I was extremely close to my father, my entire life, something she always resented. Her attitude since his death has been rather callous, to both myself and my sister, and the final blow came the other day when I was out at the house visiting and gathering some of my stuff to move. I won't go into what she said/did, because to do so would require a lengthy background on our lives, but when it happened, it felt like Dad had just died all over again.

I can't explain it, but suddenly it was like no time had passed. I went out into the garage (my Dad's shop where he was always found fixing or building something, and always greeted me with a smile and a "hey, sweetie!" or "hey, kiddo!"), and I just broke down and sobbed. I sat there, alone among Dad's things, every corner holding some memory of something he said, or did, and the sadness and loneliness almost overwhelmed me. I got dizzy and sick feeling.. my mouth was dry and my face was wet with tears. A long time ago, I told Dad that if anything ever happened to him and I was stuck with Mom, I would be screwed. Completely on my own for any and every thing from then on out, and he assured me that I was mistaken and that she loved me just as much as he did (though she never, ever said it, whereas Dad said it every time we talked). I wanted to believe him, especially after this happened.

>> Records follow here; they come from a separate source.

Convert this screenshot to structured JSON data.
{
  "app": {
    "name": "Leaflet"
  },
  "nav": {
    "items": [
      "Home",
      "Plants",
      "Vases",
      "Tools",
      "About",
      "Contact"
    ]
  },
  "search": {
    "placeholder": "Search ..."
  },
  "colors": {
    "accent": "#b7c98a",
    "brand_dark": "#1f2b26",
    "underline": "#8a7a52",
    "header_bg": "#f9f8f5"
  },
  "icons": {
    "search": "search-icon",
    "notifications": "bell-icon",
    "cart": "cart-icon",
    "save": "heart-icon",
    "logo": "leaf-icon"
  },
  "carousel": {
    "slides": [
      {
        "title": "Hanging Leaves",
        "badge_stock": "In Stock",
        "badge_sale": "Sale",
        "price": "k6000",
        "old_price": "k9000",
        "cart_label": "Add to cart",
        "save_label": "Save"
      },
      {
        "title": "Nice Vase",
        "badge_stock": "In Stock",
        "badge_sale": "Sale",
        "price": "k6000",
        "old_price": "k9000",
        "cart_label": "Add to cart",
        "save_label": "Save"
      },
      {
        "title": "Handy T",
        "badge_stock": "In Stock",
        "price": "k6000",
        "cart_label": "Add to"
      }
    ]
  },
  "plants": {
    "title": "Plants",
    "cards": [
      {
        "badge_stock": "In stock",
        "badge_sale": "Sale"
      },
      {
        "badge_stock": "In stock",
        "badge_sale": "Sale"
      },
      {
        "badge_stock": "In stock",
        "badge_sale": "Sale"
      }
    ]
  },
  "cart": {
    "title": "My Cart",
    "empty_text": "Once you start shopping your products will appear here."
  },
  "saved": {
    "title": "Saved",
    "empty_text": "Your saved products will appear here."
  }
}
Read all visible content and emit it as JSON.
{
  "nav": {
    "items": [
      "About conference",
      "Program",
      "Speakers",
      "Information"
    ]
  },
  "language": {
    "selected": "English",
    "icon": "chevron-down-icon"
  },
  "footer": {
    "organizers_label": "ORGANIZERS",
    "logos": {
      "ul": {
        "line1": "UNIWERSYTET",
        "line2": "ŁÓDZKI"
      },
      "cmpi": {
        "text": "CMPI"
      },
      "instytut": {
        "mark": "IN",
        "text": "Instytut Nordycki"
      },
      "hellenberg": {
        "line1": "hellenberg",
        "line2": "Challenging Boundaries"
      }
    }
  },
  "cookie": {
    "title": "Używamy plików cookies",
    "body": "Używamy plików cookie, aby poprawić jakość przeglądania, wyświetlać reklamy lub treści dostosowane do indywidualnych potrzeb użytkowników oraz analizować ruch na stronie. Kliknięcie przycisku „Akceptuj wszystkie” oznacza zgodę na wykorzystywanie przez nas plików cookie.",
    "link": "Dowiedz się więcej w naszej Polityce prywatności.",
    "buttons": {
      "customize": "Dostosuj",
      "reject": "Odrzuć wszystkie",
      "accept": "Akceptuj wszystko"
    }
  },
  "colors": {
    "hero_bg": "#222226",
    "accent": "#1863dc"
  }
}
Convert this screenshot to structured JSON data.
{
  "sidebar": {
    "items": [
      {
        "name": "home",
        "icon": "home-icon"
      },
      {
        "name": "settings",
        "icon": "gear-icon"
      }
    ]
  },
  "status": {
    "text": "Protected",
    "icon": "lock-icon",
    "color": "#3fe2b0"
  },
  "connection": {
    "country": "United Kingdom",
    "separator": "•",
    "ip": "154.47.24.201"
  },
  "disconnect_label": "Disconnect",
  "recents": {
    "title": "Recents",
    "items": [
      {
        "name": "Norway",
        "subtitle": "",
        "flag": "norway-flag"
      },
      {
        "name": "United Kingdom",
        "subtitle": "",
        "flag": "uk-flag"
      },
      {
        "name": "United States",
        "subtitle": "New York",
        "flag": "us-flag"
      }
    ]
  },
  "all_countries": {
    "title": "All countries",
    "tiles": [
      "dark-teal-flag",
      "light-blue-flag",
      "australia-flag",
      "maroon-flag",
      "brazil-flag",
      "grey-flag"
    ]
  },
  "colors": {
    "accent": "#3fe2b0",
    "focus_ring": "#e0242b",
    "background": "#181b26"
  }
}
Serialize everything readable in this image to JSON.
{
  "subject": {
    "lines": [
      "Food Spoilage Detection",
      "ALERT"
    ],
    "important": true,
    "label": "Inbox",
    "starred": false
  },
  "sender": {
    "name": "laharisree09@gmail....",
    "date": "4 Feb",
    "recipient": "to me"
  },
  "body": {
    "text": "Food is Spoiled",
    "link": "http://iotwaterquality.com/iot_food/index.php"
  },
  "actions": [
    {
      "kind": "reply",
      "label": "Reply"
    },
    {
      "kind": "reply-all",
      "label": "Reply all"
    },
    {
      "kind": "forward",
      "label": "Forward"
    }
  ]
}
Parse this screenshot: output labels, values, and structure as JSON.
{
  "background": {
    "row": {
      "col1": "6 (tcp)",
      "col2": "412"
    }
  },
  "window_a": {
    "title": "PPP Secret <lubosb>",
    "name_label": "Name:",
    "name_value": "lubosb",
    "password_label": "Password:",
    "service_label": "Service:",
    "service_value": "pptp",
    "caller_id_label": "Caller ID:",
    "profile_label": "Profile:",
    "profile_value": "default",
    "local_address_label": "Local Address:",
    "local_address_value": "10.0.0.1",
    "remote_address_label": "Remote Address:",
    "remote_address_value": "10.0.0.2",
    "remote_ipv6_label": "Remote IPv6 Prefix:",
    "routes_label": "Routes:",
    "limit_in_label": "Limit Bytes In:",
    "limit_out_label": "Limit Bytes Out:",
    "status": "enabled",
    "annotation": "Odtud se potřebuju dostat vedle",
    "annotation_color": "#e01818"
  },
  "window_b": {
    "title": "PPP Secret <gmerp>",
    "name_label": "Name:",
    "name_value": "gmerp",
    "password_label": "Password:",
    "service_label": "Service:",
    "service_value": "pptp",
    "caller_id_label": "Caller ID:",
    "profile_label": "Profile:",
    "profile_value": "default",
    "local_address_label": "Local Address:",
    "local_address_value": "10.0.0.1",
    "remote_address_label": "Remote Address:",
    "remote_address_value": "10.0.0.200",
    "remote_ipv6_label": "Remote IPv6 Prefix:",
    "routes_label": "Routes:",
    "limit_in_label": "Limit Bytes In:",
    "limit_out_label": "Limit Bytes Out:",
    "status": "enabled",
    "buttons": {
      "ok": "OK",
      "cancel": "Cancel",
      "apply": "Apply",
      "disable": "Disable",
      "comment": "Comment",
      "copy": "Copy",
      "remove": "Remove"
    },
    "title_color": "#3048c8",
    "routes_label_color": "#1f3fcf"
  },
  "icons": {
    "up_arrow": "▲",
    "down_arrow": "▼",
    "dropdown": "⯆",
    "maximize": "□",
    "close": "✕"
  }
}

I thought his tragic death would bring about some change in her, and she would at least try to be a mother to me, try to be compassionate or sensitive in some way, but it's been almost 6 months and it hasn't happened. She seems to think that she is the most affected by his death, and I have no doubt she is sad. We all are, but what I explained to her is that although they were together for a long time, she has known a life without him in it, whereas my sister and I have not. He has always been there, from day one, our entire lives, and he was our mentor, our hero, our auto mechanic, our 'loan officer', our shoulder to cry on, our rescuer, our taxi driver, our closet monster investigator, our co-pilot on crazy amusement park rides, our 24 hour tow-truck driver... you name it, Dad was it. Losing him is like losing my right arm or half of my heart. He was my best friend.

Our family situation is complicated, to the degree that, although my parents were married up until his death, my Dad was the only family I ever really felt I had. I avoided Mom like the plague, and my sister has always been off in her own world, not letting any of us in. I guess that moment, where Dad would have spoken up for me, defended me, and found some way to make it okay, there was silence, and it cemented (as if I needed an additional reminder) the fact that he is gone. I can't go out to the garage anymore and see him, smiling, covered in grease, to vent about how insensitive she is.. I can't call him and curse until I am blue in the face about how much I can't stand her.. I can't get that reminder that, no matter what she says or does, he loves me just the way I am and always will.

I always knew I would miss him, and that his death would devastate me. What I didn't fully realize, until that moment, was what a huge impact his unconditional love was, an invisible shield from the verbal swords she is so fond of throwing at me.